Presenting an exceptional array of important artworks, including the CMA’s recent acquisitions—the Fourth King of Hell from the late 1300s, the Knife Sheath from the 1100s (Apollo’s Acquisition of the Year Award 2022), and the Kṣitigarbha Bodhisattva from the 1300s—the exhibition unfolds across three interlocking sections, each illuminating the soul’s passage from death through purgatory to the Buddhist paradise. At its dramatic center is the historic reunification of a dispersed set of 10 hanging scrolls from the 1300s depicting the 10 Kings of Hell. Brought together for the first time since the 1960s, the scrolls offer a rare opportunity to experience the set’s panoramic sequence of judgment, atonement, and salvation.

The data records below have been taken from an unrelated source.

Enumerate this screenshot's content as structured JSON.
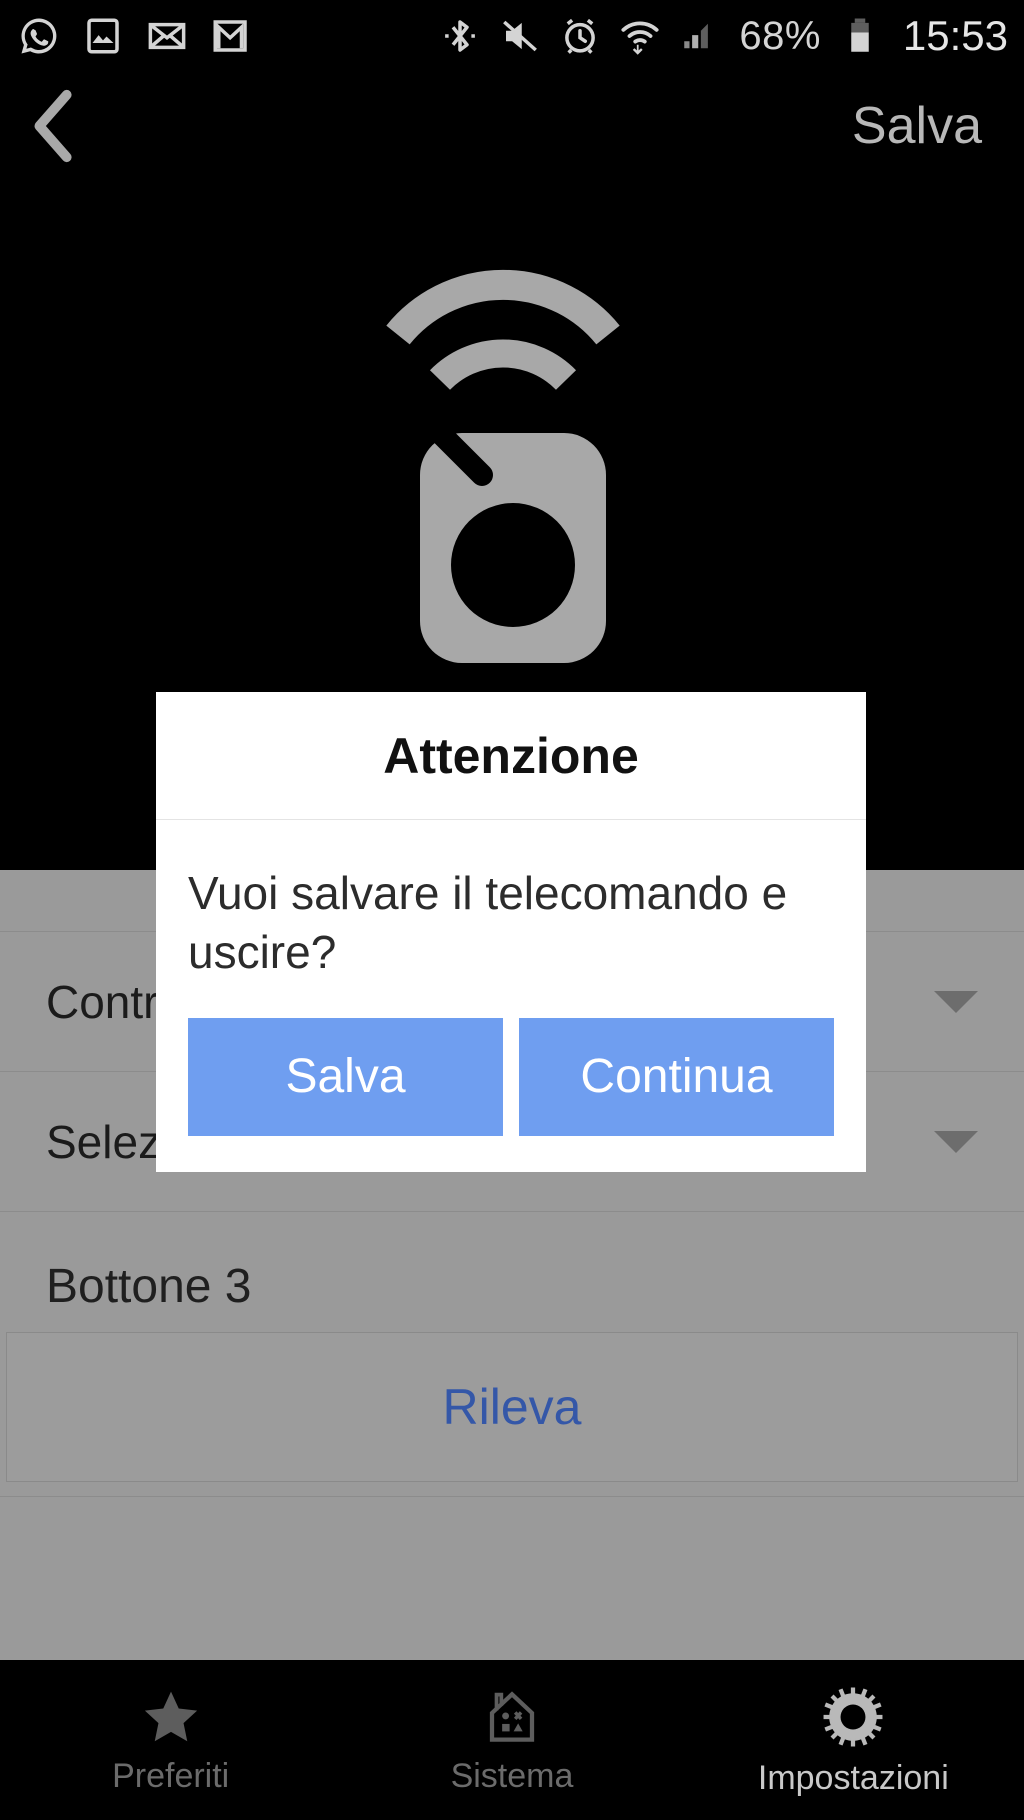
{
  "statusbar": {
    "left_icons": [
      "whatsapp-icon",
      "gallery-icon",
      "envelope-icon",
      "gmail-icon"
    ],
    "right_icons": [
      "bluetooth-icon",
      "volume-muted-icon",
      "alarm-icon",
      "wifi-icon",
      "cellular-signal-icon"
    ],
    "battery_percent": "68%",
    "clock": "15:53"
  },
  "navbar": {
    "back_icon": "chevron-left-icon",
    "save_label": "Salva"
  },
  "hero": {
    "icon": "remote-control-signal-icon"
  },
  "form": {
    "control_row_label": "Contr",
    "automation_row_label": "Seleziona automazione",
    "section_label": "Bottone 3",
    "detect_label": "Rileva",
    "caret_icon": "chevron-down-icon"
  },
  "dialog": {
    "title": "Attenzione",
    "message": "Vuoi salvare il telecomando e uscire?",
    "primary_label": "Salva",
    "secondary_label": "Continua",
    "button_color": "#6f9ef0"
  },
  "tabbar": {
    "items": [
      {
        "label": "Preferiti",
        "icon": "star-icon",
        "active": false
      },
      {
        "label": "Sistema",
        "icon": "house-icon",
        "active": false
      },
      {
        "label": "Impostazioni",
        "icon": "gear-icon",
        "active": true
      }
    ]
  },
  "colors": {
    "background": "#000000",
    "dimmed_panel": "#9a9a9a",
    "accent_blue": "#6f9ef0",
    "link_blue": "#3457a8",
    "status_text": "#d4d4d4"
  }
}
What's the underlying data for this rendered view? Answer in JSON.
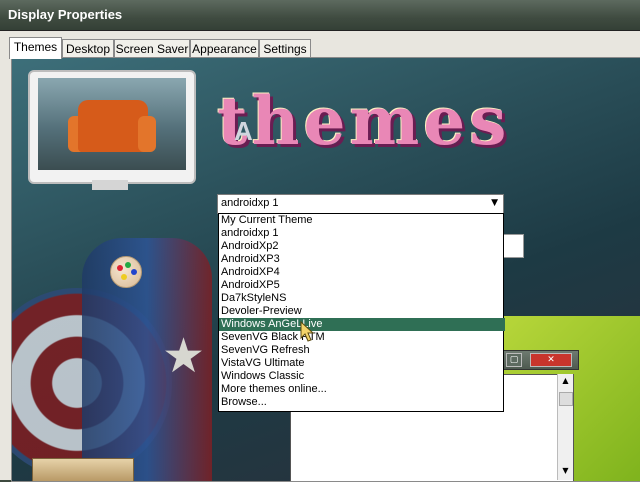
{
  "window": {
    "title": "Display Properties"
  },
  "tabs": [
    {
      "label": "Themes",
      "active": true
    },
    {
      "label": "Desktop",
      "active": false
    },
    {
      "label": "Screen Saver",
      "active": false
    },
    {
      "label": "Appearance",
      "active": false
    },
    {
      "label": "Settings",
      "active": false
    }
  ],
  "wallpaper": {
    "banner_text": "themes",
    "accent_letter": "A"
  },
  "theme_selector": {
    "selected": "androidxp 1",
    "options": [
      "My Current Theme",
      "androidxp 1",
      "AndroidXp2",
      "AndroidXP3",
      "AndroidXP4",
      "AndroidXP5",
      "Da7kStyleNS",
      "Devoler-Preview",
      "Windows AnGeLLive",
      "SevenVG Black RTM",
      "SevenVG Refresh",
      "VistaVG Ultimate",
      "Windows Classic",
      "More themes online...",
      "Browse..."
    ],
    "highlighted": "Windows AnGeLLive"
  },
  "colors": {
    "title_bar": "#3f4b40",
    "selection": "#2f6f55",
    "banner_pink": "#e987b6",
    "lime": "#9cc42b"
  },
  "icons": {
    "dropdown_arrow": "chevron-down-icon",
    "palette": "palette-icon",
    "close": "close-icon",
    "maximize": "maximize-icon",
    "pointer": "mouse-pointer-icon"
  }
}
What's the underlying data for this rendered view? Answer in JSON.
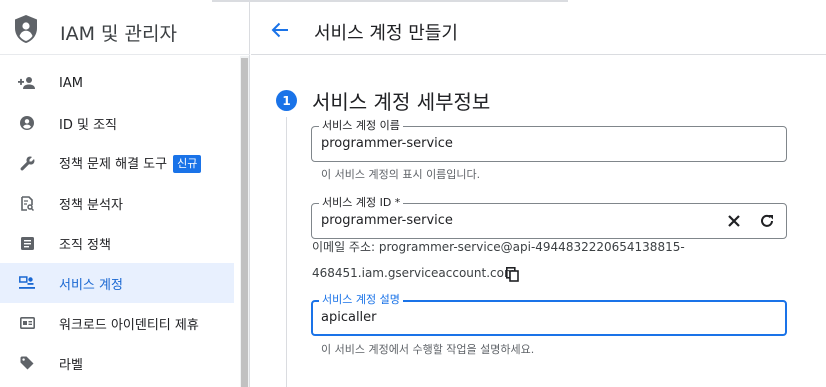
{
  "sidebar": {
    "title": "IAM 및 관리자",
    "items": [
      {
        "label": "IAM",
        "icon": "add-person-icon"
      },
      {
        "label": "ID 및 조직",
        "icon": "account-circle-icon"
      },
      {
        "label": "정책 문제 해결 도구",
        "icon": "wrench-icon",
        "badge": "신규"
      },
      {
        "label": "정책 분석자",
        "icon": "document-search-icon"
      },
      {
        "label": "조직 정책",
        "icon": "list-icon"
      },
      {
        "label": "서비스 계정",
        "icon": "service-account-icon",
        "active": true
      },
      {
        "label": "워크로드 아이덴티티 제휴",
        "icon": "id-card-icon"
      },
      {
        "label": "라벨",
        "icon": "tag-icon"
      }
    ]
  },
  "header": {
    "title": "서비스 계정 만들기"
  },
  "step": {
    "number": "1",
    "title": "서비스 계정 세부정보"
  },
  "form": {
    "name": {
      "label": "서비스 계정 이름",
      "value": "programmer-service",
      "hint": "이 서비스 계정의 표시 이름입니다."
    },
    "id": {
      "label": "서비스 계정 ID *",
      "value": "programmer-service"
    },
    "email_line1": "이메일 주소: programmer-service@api-4944832220654138815-",
    "email_line2": "468451.iam.gserviceaccount.com",
    "description": {
      "label": "서비스 계정 설명",
      "value": "apicaller",
      "hint": "이 서비스 계정에서 수행할 작업을 설명하세요."
    }
  },
  "colors": {
    "accent": "#1a73e8",
    "active_bg": "#e8f0fe"
  }
}
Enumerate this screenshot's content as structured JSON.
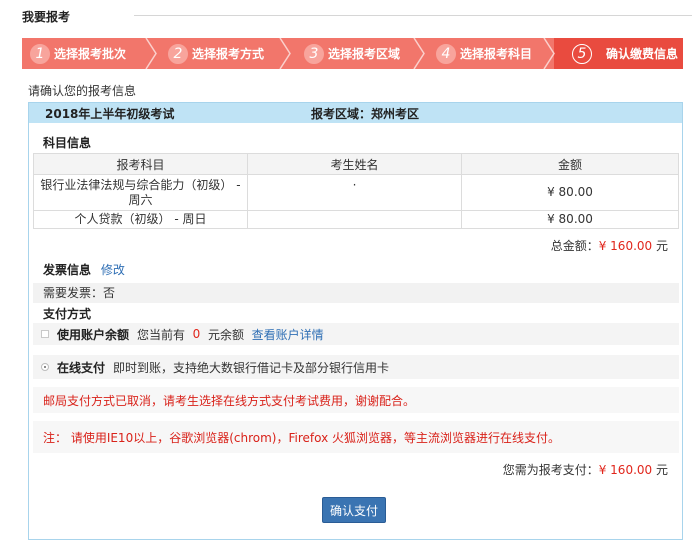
{
  "page": {
    "title": "我要报考"
  },
  "steps": [
    {
      "num": "1",
      "label": "选择报考批次",
      "state": "pending"
    },
    {
      "num": "2",
      "label": "选择报考方式",
      "state": "pending"
    },
    {
      "num": "3",
      "label": "选择报考区域",
      "state": "pending"
    },
    {
      "num": "4",
      "label": "选择报考科目",
      "state": "pending"
    },
    {
      "num": "5",
      "label": "确认缴费信息",
      "state": "current"
    }
  ],
  "intro": "请确认您的报考信息",
  "exam": {
    "name": "2018年上半年初级考试",
    "region": "报考区域：郑州考区"
  },
  "subjects": {
    "title": "科目信息",
    "columns": [
      "报考科目",
      "考生姓名",
      "金额"
    ],
    "rows": [
      {
        "subject": "银行业法律法规与综合能力（初级） - 周六",
        "name": "·",
        "amount": "¥ 80.00"
      },
      {
        "subject": "个人贷款（初级） - 周日",
        "name": "",
        "amount": "¥ 80.00"
      }
    ]
  },
  "total": {
    "label": "总金额：",
    "amount": "¥ 160.00",
    "unit": "元"
  },
  "invoice": {
    "title": "发票信息",
    "edit": "修改",
    "need": "需要发票：否"
  },
  "payment": {
    "title": "支付方式",
    "balance": {
      "label": "使用账户余额",
      "text_before": "您当前有",
      "amount": "0",
      "text_after": "元余额",
      "link": "查看账户详情"
    },
    "online": {
      "label": "在线支付",
      "desc": "即时到账，支持绝大数银行借记卡及部分银行信用卡"
    },
    "notice1": "邮局支付方式已取消，请考生选择在线方式支付考试费用，谢谢配合。",
    "notice2": "注：  请使用IE10以上，谷歌浏览器(chrom)，Firefox 火狐浏览器，等主流浏览器进行在线支付。"
  },
  "pay_total": {
    "label": "您需为报考支付：",
    "amount": "¥ 160.00",
    "unit": "元"
  },
  "confirm_button": "确认支付",
  "colors": {
    "step_pending": "#f2766b",
    "step_current": "#e94b3f",
    "panel_head": "#bfe3f5",
    "accent_red": "#e1261c",
    "button": "#3a74b2"
  }
}
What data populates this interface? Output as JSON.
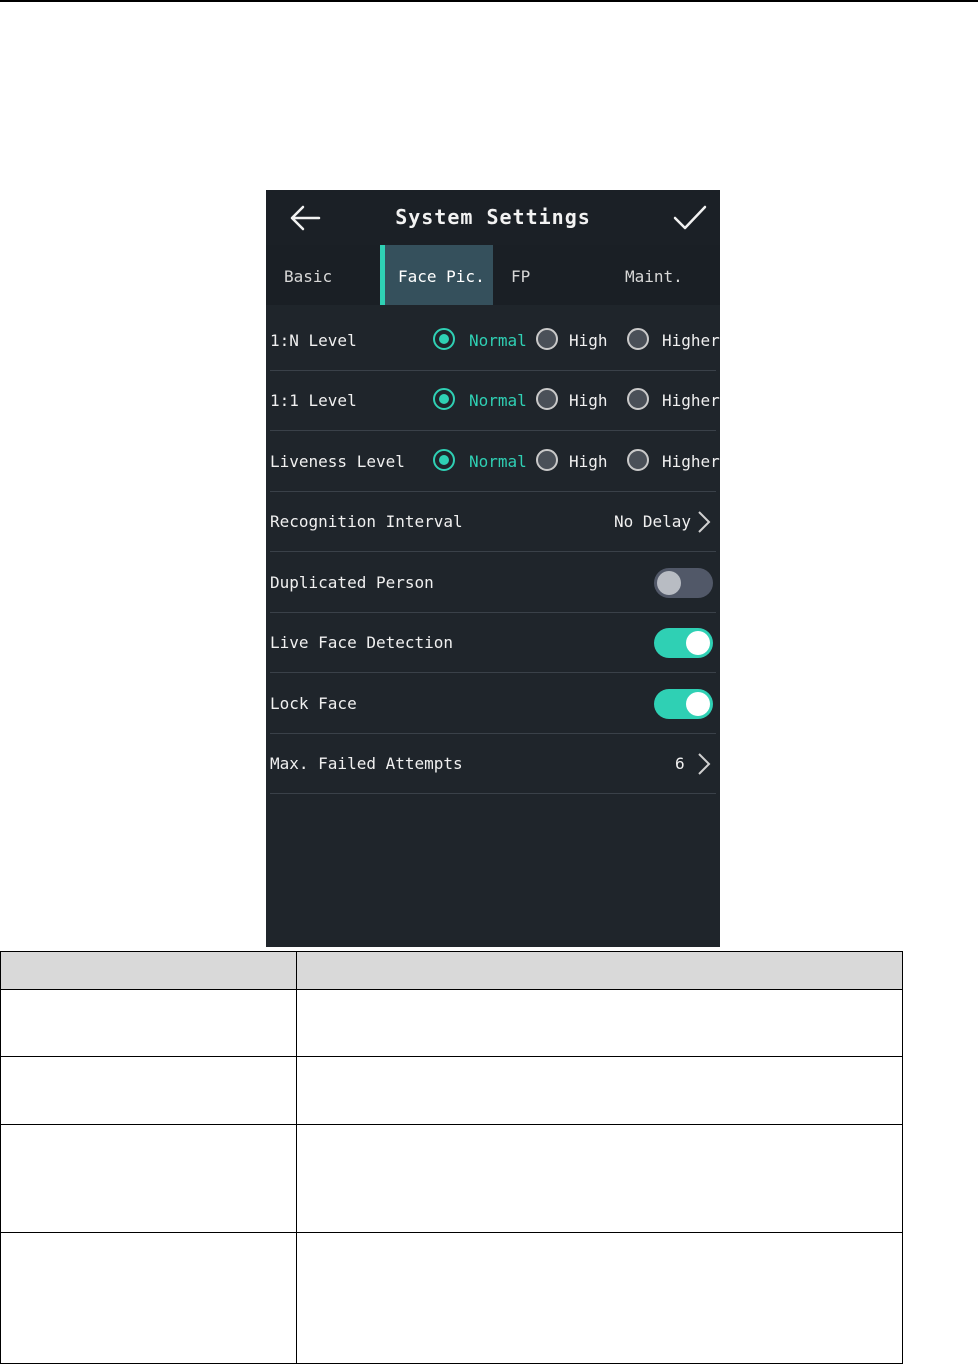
{
  "header": {
    "title": "System Settings",
    "back_icon": "arrow-left-icon",
    "confirm_icon": "checkmark-icon"
  },
  "tabs": [
    {
      "label": "Basic",
      "active": false
    },
    {
      "label": "Face Pic.",
      "active": true
    },
    {
      "label": "FP",
      "active": false
    },
    {
      "label": "Maint.",
      "active": false
    }
  ],
  "levels": {
    "options": [
      "Normal",
      "High",
      "Higher"
    ],
    "rows": [
      {
        "label": "1:N Level",
        "selected": "Normal"
      },
      {
        "label": "1:1 Level",
        "selected": "Normal"
      },
      {
        "label": "Liveness Level",
        "selected": "Normal"
      }
    ]
  },
  "recognition_interval": {
    "label": "Recognition Interval",
    "value": "No Delay"
  },
  "toggles": [
    {
      "label": "Duplicated Person",
      "on": false
    },
    {
      "label": "Live Face Detection",
      "on": true
    },
    {
      "label": "Lock Face",
      "on": true
    }
  ],
  "max_failed_attempts": {
    "label": "Max. Failed Attempts",
    "value": "6"
  },
  "colors": {
    "accent": "#2fd0b4",
    "panel_bg": "#1f252b",
    "header_bg": "#1b2026",
    "active_tab_bg": "#35505c",
    "table_header_bg": "#d9d9d9"
  }
}
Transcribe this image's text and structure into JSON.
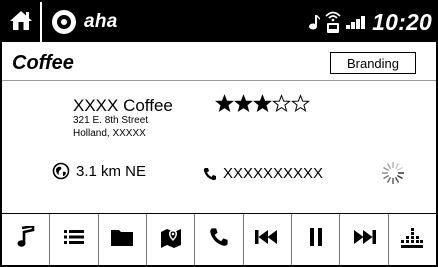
{
  "status_bar": {
    "app_name": "aha",
    "clock": "10:20",
    "icons": [
      "home-icon",
      "aha-logo-icon",
      "music-note-icon",
      "wifi-phone-icon",
      "signal-strength-icon"
    ]
  },
  "station": {
    "title": "Coffee",
    "branding_label": "Branding",
    "name": "XXXX Coffee",
    "address_line1": "321 E. 8th Street",
    "address_line2": "Holland, XXXXX",
    "rating": 3,
    "rating_max": 5,
    "distance": "3.1 km NE",
    "phone": "XXXXXXXXXX"
  },
  "toolbar": {
    "buttons": [
      {
        "name": "music-button",
        "icon": "music-note-icon"
      },
      {
        "name": "list-button",
        "icon": "list-icon"
      },
      {
        "name": "folder-button",
        "icon": "folder-icon"
      },
      {
        "name": "map-button",
        "icon": "map-icon"
      },
      {
        "name": "call-button",
        "icon": "phone-icon"
      },
      {
        "name": "previous-button",
        "icon": "skip-back-icon"
      },
      {
        "name": "pause-button",
        "icon": "pause-icon"
      },
      {
        "name": "next-button",
        "icon": "skip-forward-icon"
      },
      {
        "name": "equalizer-button",
        "icon": "equalizer-icon"
      }
    ]
  },
  "colors": {
    "bar_background": "#000000",
    "bar_foreground": "#ffffff",
    "divider": "#9a9a9a"
  }
}
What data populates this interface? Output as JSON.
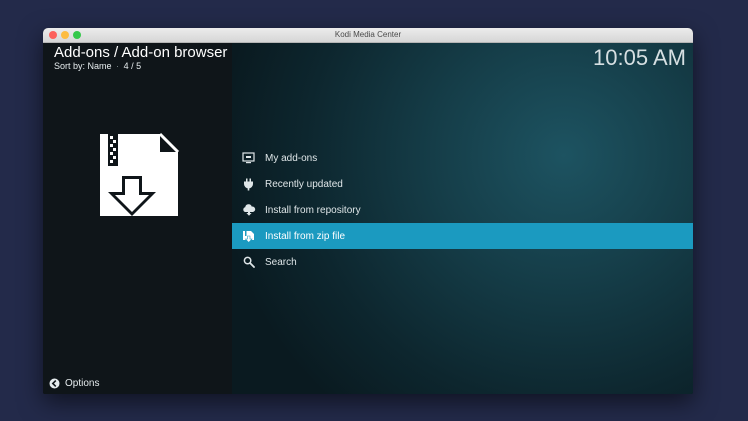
{
  "window": {
    "title": "Kodi Media Center"
  },
  "header": {
    "title": "Add-ons / Add-on browser",
    "sort_label": "Sort by: Name",
    "separator": "·",
    "position": "4 / 5",
    "clock": "10:05 AM"
  },
  "menu": {
    "selected_index": 3,
    "items": [
      {
        "label": "My add-ons",
        "icon": "monitor-icon"
      },
      {
        "label": "Recently updated",
        "icon": "plug-icon"
      },
      {
        "label": "Install from repository",
        "icon": "cloud-download-icon"
      },
      {
        "label": "Install from zip file",
        "icon": "zip-install-icon"
      },
      {
        "label": "Search",
        "icon": "search-icon"
      }
    ]
  },
  "footer": {
    "options_label": "Options"
  },
  "colors": {
    "desktop_background": "#232a4a",
    "selection_highlight": "#1b9ac0",
    "side_panel": "#0f1519"
  }
}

Among its most compelling narratives, the exhibition examines how sociopolitical upheavals and environmental pressures shaped medieval Korea’s deep preoccupation with purgatorial afterlife—not only as a moral and devotional terrain but also as a response to broader natural forces, from climatic volatility during the Little Ice Age to the devastating reach of the Black Death. A select group of contemporary artworks is also included to underscore the enduring resonance of humanity’s existential concerns. 

Anicka Yi’s Bending Willow Branches (2025) makes a strong opening statement: that death adds to life’s continuum—mutating, persisting, and transforming rather than ending it. Park Chan-kyong’s Belated Bosal (2019) serves as a visually and psychologically immersive centerpiece, prompting viewers to confront human-induced environmental catastrophes and their far-reaching karmic consequences. The circuit further widens with The Third King of Hell Afterimage (2025) by 2025 MacArthur Fellow Gala Porras-Kim, created specifically for this show as a critical inquiry into the afterlives of objects within Western collecting practices.

Additionally, the exhibition incorporates innovative digital experiences that deepen engagement with the artworks and themes. Visitors have the opportunity to interact with the Sutra Container in 3-D and to look closer into the artwork by exploring intricate details of select paintings on a large-scale “Zoom Wall.” Complementing these visual experiences are carefully designed audio and video installations, from the meditative resonance of a Buddhist temple bell to the evocative projection of contemporary works. 

Featuring more than one hundred works drawn from leading public and private collections in Korea, Japan, the United States, and the United Kingdom, Ten Kings of Hell: The Afterlife in Medieval Korea is accompanied by a substantial, richly illustrated catalogue, anchored in the contributing scholars’ shared commitment to transregional and interdisciplinary investigation.